Penanda Jalan Menuju Situs |
Tiba di batu Berak. Pak Ojek dibayar pakai receh |
Full team |
Sesampainya di Simpang Tebu, Kec. Sumber Jaya, pilihan satu-satunya adalah naik ojek. Dengan bekal cerita sedih, kami bisa membujuk rayu dan hanya bayar Rp. 15.000 per orang. Lokasi Batu Brak cukup jauh masuk ke pemukiman. Ternyata walaupun pengucapannya Batu Brak tapi tertulis di plangnya adalah BATU BERAK. Kurang tau juga yang salah siapa, panitia atau pemerintah. Situs ini cukup terawat namun sayang kurang informasi dan tidak ada juru kunci.
Lanjut ke lokasi ke 2 yaitu Batu Jagur yang kata orang letaknya masih berdekatan, hanya 0.5 KM dan karena kami ingin menghemat biaya, kami memutuskan jalan kaki. Ketika kami jalan, kami papasan dengan anak-anak yang sedang asyik memasukkan tanah media tanaman ke plastik.

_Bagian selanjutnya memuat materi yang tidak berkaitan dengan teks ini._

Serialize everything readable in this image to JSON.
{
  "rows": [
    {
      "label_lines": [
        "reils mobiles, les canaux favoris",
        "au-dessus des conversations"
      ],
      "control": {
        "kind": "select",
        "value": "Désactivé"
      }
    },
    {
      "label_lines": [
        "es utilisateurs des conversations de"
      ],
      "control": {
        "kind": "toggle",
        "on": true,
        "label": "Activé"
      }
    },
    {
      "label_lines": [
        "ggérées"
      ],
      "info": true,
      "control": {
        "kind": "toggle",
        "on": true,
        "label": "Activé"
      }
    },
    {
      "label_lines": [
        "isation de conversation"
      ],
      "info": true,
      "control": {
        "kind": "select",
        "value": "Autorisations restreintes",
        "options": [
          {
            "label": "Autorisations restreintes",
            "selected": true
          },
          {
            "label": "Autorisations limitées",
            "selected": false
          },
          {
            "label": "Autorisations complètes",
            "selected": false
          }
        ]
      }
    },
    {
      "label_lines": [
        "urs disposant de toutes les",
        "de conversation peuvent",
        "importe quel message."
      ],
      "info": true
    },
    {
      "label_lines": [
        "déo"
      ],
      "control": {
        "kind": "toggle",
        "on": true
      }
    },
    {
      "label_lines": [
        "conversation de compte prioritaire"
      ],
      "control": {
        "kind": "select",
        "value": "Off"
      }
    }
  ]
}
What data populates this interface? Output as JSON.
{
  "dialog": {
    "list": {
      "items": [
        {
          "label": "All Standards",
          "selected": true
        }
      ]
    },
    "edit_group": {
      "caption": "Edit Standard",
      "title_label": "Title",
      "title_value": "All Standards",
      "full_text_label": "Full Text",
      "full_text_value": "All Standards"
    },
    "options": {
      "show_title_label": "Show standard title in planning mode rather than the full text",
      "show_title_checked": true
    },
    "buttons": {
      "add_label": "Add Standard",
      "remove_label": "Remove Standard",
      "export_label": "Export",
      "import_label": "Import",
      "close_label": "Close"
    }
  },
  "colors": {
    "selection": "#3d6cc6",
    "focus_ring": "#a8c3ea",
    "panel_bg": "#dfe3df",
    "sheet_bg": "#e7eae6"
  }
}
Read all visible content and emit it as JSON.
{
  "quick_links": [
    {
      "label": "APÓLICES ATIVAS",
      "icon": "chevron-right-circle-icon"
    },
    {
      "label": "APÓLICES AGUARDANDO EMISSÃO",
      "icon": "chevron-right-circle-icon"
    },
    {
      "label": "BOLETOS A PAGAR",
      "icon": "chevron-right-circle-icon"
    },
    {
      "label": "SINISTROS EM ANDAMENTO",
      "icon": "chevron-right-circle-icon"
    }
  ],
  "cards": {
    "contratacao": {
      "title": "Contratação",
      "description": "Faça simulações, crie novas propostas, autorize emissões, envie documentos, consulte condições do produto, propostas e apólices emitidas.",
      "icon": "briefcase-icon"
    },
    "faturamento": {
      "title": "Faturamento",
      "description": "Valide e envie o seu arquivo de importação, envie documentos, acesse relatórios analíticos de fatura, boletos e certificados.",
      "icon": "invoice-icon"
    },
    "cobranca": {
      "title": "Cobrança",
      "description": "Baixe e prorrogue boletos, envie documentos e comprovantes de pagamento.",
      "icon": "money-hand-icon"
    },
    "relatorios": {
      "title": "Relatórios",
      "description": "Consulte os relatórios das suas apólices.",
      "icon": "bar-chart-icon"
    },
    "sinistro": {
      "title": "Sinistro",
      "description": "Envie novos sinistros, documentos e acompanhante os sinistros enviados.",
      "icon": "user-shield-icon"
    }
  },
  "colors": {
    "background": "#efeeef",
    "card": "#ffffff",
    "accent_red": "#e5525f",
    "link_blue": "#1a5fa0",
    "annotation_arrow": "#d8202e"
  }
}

“ke Batu Jagur. Lewat sini kan?, kata kami penuh senyum
“HAH? BATU JAGUR? JALAN KAKI?”, sahut mereka bermuka sinis. Setelah itu mereka tertawa terbahak-bahak.
“HAH? BATU JAGUR? JALAN KAKI?”, sahut mereka bermuka sinis. Setelah itu mereka tertawa terbahak-bahak.
Waduh bau-baunya lokasinya jauh. Dan memang benar, jarak Batu Brak ke Batu Jagur ternyata lebih dari 2
KM. Terlebih lagi yang menyayat hati, sesampainya di situs
ini, ternyata pagarnya digembok. Ya Allah, cobaan apa lagi
ini. Setelah ambil foto sebentar, kami hubungi ojek yang tadi untuk menjemput
kami.
Hal yang kami pelajari dari kedua situs ini adalah keduanya merupakan peninggalan Dinasti Tsung, sebuah
kerajaan di negeri China yang berkuasa lebih kurang 2.500 tahun yang silam
(zaman megalitik). Namun ada yang cukup disayangkan yaitu kurangnya informasi
mengenai asal usul batu ini dan juga penyalahgunaan kedua situs ini. Pak ojek
kami berkata bahwa kebanyakan pengunjung yang datang kemari biasanya adalah muda-mudi
yang asyik pacaran. Yang lebih mengejutkan adalah alih fungsi situs Batu Jagur
sebagai kebun kopi. Istilah It takes two to Tango benar adanya. Masyarakat dan
pemerintah seharusnya bersama-sama memberi perhatian pada tempat yang
bersejarah semacam situs ini.
Kembali
ke perjalanan pulang kami. Setelah sampai di Simpang
Gadis, karena kami sudah ditinggal rombongan panitia dan kelompok lain dan
kondisi keuangan yang sangat terbatas, yang bisa kami lakukan adalah hitching.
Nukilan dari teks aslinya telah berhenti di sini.